VEZ POR OUTRA
O pai gostava era de sapatos de cromo alemão. Marrons. Estando eles gastos, aproveitava de suas idas a Belo Horizonte a trabalho, para comprar sapatos novos, que escolhia em diversas lojas. Vez por outra, levava a filha mais velha com ele, para que o ajudasse a escolher os sapatos. Como se variassem de marca, de modelo e de cor.
Uma vez, ele levou a filha a uma festa. Inauguravam o prédio da sede da empresa onde ele trabalhava. Um dos primeiros arranha-céus construídos na Praça Sete. Um prédio moderno, com seus vinte e cinco andares de janelas de vidro escuro. Na época, a maior beleza do lugar. A festa, realizada no restaurante do último andar do prédio, de tão boa, nem vez por outra, a garota gostava de comentar em casa. Para não despertar inveja nas irmãs mais novas. Vez por outra, o pai levava a filha a esse ao restaurante que ficava no alto do edifício mais alto da capital, fato contado de boca cheia às amigas. Andar de elevador até ao vigésimo-quinto era feito desconhecido para elas. Ela só não dizia que iam ao restaurante era para tomar café com pão e manteiga, só. Lá, o pai encontrava antigos amigos e colocava a prosa em dia. Vez por outra, um deles dizia que a mocinha estava ficando muito bonita, o que a levava, com seus treze anos de idade, ficar ruborizada e feliz. O pai, então, aproveitava para dizer aos amigos que havia solicitado a companhia da filha para ajudá-lo a fazer umas compras, que ela aproveitava para passear, que gostava muito de cidade grande, que era muito estudiosa, que ajudava muito no serviço da casa e outras vaidades de pai. Dizia também que a menina tinha uma conversa boa, sabia tratar de todos os assuntos e o distraía durante as quatro horas de viagem por estrada de terra até Belo Horizonte.

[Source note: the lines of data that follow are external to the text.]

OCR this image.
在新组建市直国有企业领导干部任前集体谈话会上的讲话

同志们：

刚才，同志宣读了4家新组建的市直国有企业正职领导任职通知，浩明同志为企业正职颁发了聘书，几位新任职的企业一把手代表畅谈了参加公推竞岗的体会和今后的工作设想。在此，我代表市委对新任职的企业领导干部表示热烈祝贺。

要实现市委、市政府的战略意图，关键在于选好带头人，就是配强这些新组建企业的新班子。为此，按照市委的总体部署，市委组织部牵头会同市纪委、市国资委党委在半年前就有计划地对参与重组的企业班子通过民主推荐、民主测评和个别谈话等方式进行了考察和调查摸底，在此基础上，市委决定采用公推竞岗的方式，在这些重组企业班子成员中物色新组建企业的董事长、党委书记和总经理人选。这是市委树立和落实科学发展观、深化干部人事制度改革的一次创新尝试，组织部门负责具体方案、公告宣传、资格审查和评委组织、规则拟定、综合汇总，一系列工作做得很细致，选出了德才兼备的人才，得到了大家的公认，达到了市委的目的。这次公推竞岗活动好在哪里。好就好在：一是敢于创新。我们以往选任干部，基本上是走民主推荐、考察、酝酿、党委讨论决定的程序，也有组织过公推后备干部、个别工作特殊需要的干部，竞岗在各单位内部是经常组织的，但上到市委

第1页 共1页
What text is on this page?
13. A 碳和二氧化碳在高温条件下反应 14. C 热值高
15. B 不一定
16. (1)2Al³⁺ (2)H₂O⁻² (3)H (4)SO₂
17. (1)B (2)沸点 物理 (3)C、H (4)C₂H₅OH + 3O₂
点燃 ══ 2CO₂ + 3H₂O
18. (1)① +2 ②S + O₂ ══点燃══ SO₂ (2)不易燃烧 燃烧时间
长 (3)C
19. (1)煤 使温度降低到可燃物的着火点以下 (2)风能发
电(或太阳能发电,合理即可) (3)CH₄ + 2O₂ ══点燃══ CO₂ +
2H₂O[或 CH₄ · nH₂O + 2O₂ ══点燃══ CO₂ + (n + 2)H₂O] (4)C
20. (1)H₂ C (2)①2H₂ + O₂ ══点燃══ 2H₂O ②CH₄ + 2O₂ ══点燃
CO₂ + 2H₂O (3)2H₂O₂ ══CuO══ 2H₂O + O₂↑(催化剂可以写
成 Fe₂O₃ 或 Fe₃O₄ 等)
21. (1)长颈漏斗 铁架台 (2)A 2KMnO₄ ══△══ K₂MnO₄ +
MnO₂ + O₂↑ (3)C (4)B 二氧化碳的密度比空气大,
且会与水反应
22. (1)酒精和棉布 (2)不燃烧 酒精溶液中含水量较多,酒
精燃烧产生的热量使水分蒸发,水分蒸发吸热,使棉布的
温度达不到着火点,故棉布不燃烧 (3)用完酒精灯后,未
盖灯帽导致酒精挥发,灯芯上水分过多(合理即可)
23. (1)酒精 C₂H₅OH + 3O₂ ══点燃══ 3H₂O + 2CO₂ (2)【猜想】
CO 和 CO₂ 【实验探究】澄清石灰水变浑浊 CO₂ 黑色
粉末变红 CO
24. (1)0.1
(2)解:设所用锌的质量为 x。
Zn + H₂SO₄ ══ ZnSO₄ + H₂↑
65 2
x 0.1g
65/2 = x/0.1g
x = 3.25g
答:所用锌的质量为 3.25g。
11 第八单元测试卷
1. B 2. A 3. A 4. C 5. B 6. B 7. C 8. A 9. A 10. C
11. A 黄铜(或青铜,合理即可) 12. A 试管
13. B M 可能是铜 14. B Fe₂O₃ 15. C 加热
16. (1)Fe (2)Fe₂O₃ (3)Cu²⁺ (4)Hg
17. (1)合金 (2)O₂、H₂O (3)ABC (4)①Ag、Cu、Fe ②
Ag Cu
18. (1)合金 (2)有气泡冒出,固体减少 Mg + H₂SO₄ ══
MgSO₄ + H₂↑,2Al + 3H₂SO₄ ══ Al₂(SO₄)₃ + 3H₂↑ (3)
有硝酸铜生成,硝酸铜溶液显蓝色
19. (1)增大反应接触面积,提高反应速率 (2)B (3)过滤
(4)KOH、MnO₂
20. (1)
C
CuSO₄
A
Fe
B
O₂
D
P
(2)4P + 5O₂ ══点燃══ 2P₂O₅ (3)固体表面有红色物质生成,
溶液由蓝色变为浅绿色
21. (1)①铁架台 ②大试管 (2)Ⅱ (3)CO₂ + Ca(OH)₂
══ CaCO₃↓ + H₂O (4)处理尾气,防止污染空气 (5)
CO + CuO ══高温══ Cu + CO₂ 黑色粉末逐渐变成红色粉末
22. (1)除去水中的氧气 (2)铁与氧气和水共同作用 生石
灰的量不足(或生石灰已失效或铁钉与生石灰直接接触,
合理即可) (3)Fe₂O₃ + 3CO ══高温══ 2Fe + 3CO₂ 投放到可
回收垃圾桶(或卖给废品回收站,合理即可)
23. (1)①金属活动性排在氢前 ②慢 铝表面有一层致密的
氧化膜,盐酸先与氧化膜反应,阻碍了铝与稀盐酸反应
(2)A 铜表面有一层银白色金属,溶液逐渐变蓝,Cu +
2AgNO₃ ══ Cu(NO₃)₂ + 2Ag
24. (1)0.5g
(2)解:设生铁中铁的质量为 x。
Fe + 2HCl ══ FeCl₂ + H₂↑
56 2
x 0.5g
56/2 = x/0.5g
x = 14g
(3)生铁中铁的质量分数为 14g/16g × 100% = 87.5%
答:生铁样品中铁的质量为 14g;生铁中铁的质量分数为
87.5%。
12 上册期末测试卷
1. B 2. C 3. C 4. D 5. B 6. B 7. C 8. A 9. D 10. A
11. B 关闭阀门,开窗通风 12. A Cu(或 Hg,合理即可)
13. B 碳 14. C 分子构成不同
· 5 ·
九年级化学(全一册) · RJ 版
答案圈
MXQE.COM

Uma vez só e não outra, houve um desencontro entre pai e filha. Pelos idos anos de 1.961. Apesar de local e horário previamente estabelecidos eles se perderam. Naquele dia _ vez por outra a filha levava uma amiga de companhia _ as garotas foram passear pela avenida Afonso Pena e ruas próximas, maravilha das maravilhas, enquanto o pai fazia seu trabalho. O motivo do desencontro a filha perdeu na memória. Quando voltaram, no horário combinado, não encontraram o pai à porta do edifício de vidro escuro. Esperaram mais uma hora e nada. Foram até ao vigésimo-quinto e nada. Contaram o dinheiro que havia sobrado do bolo com sorvete das Lojas Americanas. Viram que era suficiente para as passagens de volta. E que voltar para casa seria o mais sensato a fazer. Andaram até à Feira de Amostras, uma feira de pedras brasileiras que ficava situada próxima à antiga rodoviária de Belo Horizonte. Ficaram olhando as pedras por um bom tempo até chegar a hora da partida do último ônibus, pois estava acertado que voltariam no último ônibus. O pai não apareceu. Quando chegaram em casa havia lá um Deus nos acuda. Pessoas na porta, nas janelas da casa. Mãe, irmãs, tias, avô, vizinhos. As meninas estavam perdidas em Belo Horizonte. O pai ficara por lá, desarvorado. Havia ido para a casa de uma irmã. Já ligara umas três vezes, apesar das dificuldades para se conseguir uma ligação interurbana em meio a um emaranhado de fios, tomadas, painéis, telefonistas. Naquela época, discagem direta à distância nem passava pelo sonho.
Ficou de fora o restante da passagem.